The Bench adopted a cautious approach in the matter and asked the Election Commission and petitioner M Ajmal Khan to suggest a workable solution without touching the religious aspect.

"Don't take that issue," the Bench said when submissions on legal issues were sought to be made by incorporating the religious practices of Muslim women. The caution from the Bench came when advocate Meenakshi Arora, appearing for the Election Commission, said that the Madras High Court had made it clear that the claim of the petitioner was not integral part of her religion.

The Bench was hearing the petition which contended that publishing photographs of Muslim Gosha women was opposed to their religious beliefs. Senior advocate P S Narasimha, appearing for Khan, submitted that he was arguing on the limited aspect that some safeguard should be given to Muslim women as their religious belief did not permit the circulation of their photographs.
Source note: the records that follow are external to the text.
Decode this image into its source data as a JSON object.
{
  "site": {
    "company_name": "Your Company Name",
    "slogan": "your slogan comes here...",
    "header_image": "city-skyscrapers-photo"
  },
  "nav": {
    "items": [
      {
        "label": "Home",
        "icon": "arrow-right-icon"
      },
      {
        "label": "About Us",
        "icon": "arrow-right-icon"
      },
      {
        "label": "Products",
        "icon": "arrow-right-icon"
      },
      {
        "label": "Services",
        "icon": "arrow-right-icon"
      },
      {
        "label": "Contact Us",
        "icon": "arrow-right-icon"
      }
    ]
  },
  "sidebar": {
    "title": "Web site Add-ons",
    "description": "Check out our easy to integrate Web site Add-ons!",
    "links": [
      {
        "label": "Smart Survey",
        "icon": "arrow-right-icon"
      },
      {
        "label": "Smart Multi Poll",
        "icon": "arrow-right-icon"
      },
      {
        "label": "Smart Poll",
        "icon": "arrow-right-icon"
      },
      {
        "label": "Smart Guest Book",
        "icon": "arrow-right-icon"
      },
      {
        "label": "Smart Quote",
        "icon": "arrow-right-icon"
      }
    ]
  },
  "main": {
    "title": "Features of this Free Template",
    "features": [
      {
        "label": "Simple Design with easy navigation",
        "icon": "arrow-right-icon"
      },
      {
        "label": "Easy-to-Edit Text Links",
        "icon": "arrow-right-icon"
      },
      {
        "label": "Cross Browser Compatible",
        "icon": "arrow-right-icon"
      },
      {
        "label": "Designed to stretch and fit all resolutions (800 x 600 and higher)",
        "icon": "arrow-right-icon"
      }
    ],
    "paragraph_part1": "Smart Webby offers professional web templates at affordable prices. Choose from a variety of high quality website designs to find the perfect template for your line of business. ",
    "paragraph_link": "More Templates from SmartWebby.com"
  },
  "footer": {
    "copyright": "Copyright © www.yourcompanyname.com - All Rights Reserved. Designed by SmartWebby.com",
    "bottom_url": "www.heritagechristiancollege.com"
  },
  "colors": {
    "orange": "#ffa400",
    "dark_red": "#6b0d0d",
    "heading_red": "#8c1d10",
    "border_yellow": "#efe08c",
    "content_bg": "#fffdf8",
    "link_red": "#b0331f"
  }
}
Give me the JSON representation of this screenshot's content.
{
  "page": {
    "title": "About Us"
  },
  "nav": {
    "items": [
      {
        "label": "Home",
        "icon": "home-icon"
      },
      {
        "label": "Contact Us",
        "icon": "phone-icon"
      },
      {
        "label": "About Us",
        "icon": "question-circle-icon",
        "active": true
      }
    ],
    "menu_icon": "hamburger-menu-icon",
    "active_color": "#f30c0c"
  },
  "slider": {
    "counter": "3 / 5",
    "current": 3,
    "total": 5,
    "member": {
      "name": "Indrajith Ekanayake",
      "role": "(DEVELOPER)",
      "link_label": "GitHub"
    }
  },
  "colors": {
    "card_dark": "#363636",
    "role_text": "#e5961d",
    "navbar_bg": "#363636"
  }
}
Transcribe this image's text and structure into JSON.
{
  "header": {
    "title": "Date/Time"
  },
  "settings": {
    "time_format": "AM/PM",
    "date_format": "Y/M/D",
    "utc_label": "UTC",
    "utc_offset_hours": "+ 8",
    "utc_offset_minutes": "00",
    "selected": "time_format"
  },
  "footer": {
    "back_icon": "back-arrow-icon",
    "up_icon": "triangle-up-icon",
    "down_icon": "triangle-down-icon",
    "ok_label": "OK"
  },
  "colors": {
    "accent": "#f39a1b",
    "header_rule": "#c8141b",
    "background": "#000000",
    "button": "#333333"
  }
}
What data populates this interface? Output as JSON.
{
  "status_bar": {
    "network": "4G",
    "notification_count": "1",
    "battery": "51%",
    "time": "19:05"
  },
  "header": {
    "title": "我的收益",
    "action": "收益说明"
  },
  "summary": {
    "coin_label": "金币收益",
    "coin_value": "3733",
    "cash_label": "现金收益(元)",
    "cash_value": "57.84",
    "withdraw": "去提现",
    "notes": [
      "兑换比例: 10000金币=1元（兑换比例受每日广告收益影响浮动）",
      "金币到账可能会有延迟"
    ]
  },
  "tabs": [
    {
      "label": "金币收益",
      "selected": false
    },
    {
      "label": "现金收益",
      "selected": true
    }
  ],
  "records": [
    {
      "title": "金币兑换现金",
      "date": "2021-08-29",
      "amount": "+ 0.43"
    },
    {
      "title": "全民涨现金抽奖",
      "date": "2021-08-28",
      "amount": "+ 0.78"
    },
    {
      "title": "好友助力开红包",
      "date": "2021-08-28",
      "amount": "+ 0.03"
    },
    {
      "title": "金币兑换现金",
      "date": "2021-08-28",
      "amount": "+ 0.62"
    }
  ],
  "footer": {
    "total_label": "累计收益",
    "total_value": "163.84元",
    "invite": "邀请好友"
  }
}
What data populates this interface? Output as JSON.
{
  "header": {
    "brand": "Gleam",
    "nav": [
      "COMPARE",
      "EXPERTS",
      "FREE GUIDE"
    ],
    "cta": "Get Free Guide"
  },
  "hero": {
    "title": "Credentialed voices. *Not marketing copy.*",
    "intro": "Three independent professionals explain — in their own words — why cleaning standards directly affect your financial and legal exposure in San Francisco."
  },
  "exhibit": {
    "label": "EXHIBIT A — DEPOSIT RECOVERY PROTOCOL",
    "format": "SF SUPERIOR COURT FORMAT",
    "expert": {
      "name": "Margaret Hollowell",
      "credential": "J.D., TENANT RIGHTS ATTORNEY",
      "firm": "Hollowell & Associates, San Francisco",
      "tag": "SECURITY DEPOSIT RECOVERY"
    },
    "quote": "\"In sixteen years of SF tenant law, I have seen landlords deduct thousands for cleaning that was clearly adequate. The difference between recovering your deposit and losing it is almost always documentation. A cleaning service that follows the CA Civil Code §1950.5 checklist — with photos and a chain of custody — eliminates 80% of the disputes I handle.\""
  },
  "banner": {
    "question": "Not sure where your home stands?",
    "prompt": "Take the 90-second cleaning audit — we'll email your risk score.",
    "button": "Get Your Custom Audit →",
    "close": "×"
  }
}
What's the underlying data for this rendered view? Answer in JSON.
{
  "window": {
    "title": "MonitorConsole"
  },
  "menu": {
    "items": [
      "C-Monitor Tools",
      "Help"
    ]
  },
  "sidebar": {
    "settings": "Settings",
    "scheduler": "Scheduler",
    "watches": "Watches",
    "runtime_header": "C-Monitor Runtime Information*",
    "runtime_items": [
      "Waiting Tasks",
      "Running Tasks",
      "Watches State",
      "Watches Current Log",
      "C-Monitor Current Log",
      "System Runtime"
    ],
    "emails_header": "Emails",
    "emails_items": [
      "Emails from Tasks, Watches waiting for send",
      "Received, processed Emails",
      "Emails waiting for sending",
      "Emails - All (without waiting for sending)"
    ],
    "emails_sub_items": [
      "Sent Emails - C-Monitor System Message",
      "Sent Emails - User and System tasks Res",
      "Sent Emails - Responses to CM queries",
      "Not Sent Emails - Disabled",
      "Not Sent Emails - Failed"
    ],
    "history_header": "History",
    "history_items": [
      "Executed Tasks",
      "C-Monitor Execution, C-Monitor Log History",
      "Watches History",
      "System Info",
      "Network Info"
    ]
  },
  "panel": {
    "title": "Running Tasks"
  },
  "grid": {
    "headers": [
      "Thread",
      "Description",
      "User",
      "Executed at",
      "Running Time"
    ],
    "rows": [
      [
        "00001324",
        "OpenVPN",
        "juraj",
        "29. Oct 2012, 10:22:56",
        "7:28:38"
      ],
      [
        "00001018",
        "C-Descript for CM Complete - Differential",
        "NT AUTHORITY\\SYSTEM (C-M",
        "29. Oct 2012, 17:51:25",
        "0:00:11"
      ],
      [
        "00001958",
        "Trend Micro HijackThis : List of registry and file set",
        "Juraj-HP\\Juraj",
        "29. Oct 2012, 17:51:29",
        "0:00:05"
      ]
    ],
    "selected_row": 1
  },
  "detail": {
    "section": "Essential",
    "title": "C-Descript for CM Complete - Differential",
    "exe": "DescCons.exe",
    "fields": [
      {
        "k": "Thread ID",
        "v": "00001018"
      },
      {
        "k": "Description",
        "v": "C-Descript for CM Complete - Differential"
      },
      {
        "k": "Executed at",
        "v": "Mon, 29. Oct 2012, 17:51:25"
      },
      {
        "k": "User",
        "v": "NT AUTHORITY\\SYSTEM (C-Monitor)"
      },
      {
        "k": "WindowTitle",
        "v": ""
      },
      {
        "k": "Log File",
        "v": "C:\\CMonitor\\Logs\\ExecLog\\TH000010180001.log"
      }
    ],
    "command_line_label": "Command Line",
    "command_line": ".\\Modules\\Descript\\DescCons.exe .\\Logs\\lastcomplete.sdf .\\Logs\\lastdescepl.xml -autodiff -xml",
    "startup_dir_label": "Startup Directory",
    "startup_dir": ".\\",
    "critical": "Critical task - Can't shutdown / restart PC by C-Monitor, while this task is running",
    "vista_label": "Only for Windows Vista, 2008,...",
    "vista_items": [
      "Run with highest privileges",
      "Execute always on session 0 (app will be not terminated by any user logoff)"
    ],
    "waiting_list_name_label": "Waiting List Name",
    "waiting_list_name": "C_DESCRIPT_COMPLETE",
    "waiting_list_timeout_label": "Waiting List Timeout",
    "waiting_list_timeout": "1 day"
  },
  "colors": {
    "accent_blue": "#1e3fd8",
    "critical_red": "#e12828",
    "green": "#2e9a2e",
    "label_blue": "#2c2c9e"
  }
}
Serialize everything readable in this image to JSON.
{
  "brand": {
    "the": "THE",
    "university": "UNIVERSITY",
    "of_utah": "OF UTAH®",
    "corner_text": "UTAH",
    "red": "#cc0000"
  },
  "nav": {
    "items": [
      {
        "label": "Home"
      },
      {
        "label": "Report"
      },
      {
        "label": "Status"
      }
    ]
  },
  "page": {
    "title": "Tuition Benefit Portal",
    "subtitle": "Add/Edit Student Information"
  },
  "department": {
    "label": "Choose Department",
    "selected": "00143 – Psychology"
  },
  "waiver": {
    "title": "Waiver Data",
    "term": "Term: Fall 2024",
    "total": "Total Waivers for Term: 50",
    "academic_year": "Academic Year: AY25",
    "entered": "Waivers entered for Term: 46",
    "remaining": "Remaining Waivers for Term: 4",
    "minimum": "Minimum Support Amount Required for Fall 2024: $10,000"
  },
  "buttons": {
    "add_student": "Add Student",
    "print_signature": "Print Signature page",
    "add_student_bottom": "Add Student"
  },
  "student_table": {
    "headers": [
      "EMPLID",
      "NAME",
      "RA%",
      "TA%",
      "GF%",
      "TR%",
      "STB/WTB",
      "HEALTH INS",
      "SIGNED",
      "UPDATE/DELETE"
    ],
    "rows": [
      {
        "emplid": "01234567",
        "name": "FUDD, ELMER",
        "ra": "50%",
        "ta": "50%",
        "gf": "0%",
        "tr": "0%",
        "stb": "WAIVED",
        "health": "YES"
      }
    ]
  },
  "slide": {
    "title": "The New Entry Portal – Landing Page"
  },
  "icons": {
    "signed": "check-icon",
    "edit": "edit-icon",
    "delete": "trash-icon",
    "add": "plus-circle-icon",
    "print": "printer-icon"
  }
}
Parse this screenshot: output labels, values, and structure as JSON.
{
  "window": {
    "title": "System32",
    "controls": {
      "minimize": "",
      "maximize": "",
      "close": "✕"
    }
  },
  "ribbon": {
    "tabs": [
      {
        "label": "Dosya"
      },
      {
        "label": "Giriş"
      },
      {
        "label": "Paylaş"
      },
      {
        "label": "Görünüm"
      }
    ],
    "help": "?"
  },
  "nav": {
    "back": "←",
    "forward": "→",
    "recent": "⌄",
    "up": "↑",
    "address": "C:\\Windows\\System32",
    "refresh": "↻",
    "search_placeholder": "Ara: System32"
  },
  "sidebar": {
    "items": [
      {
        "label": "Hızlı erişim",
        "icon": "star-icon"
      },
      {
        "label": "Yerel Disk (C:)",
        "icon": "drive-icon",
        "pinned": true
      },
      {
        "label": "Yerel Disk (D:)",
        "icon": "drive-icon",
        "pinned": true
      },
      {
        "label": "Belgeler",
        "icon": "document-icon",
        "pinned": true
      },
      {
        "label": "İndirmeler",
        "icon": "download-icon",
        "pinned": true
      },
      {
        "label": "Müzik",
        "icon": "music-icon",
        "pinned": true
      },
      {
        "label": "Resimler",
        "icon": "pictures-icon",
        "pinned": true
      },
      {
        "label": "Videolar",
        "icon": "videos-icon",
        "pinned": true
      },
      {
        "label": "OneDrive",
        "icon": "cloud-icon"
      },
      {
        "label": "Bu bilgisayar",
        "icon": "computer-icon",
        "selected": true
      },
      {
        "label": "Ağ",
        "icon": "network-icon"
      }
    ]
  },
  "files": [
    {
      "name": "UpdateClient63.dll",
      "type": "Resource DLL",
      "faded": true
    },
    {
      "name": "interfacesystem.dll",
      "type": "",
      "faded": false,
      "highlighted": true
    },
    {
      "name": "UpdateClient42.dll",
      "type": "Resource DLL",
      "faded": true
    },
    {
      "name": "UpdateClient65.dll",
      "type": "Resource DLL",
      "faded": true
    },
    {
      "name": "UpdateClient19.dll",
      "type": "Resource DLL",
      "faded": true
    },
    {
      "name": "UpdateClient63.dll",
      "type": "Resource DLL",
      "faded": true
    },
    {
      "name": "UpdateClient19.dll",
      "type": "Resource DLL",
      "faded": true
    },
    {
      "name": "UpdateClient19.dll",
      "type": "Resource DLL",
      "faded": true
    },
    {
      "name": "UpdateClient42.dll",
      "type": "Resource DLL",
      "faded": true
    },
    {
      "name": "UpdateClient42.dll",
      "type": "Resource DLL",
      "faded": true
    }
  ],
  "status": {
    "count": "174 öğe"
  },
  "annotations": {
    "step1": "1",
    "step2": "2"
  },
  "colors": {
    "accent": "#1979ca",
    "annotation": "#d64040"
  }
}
Narasimha was of the view that while the electoral rolls are given to the polling agent, the photographs should be deleted from the hard copy. "Once the copy is given to the polling agent it gets multiplied," he said, adding that it amounts to infringement of right.

His submission came after Arora clarified that electoral rolls with photographs are not given to general public and even the soft copy of it does not contain photograph.

The Madras High Court had on September 7, 2006, dismissed a petition by Khan a few days prior to the Madurai Central by-election, holding that wearing of 'purdah' did not form part of Islam.

The Supreme Court had in 2006 issued notices to the Election Commission on a Special Leave Petition against the High Court judgement upholding the EC's decision to release electoral rolls with photographs of voters, including Muslim women.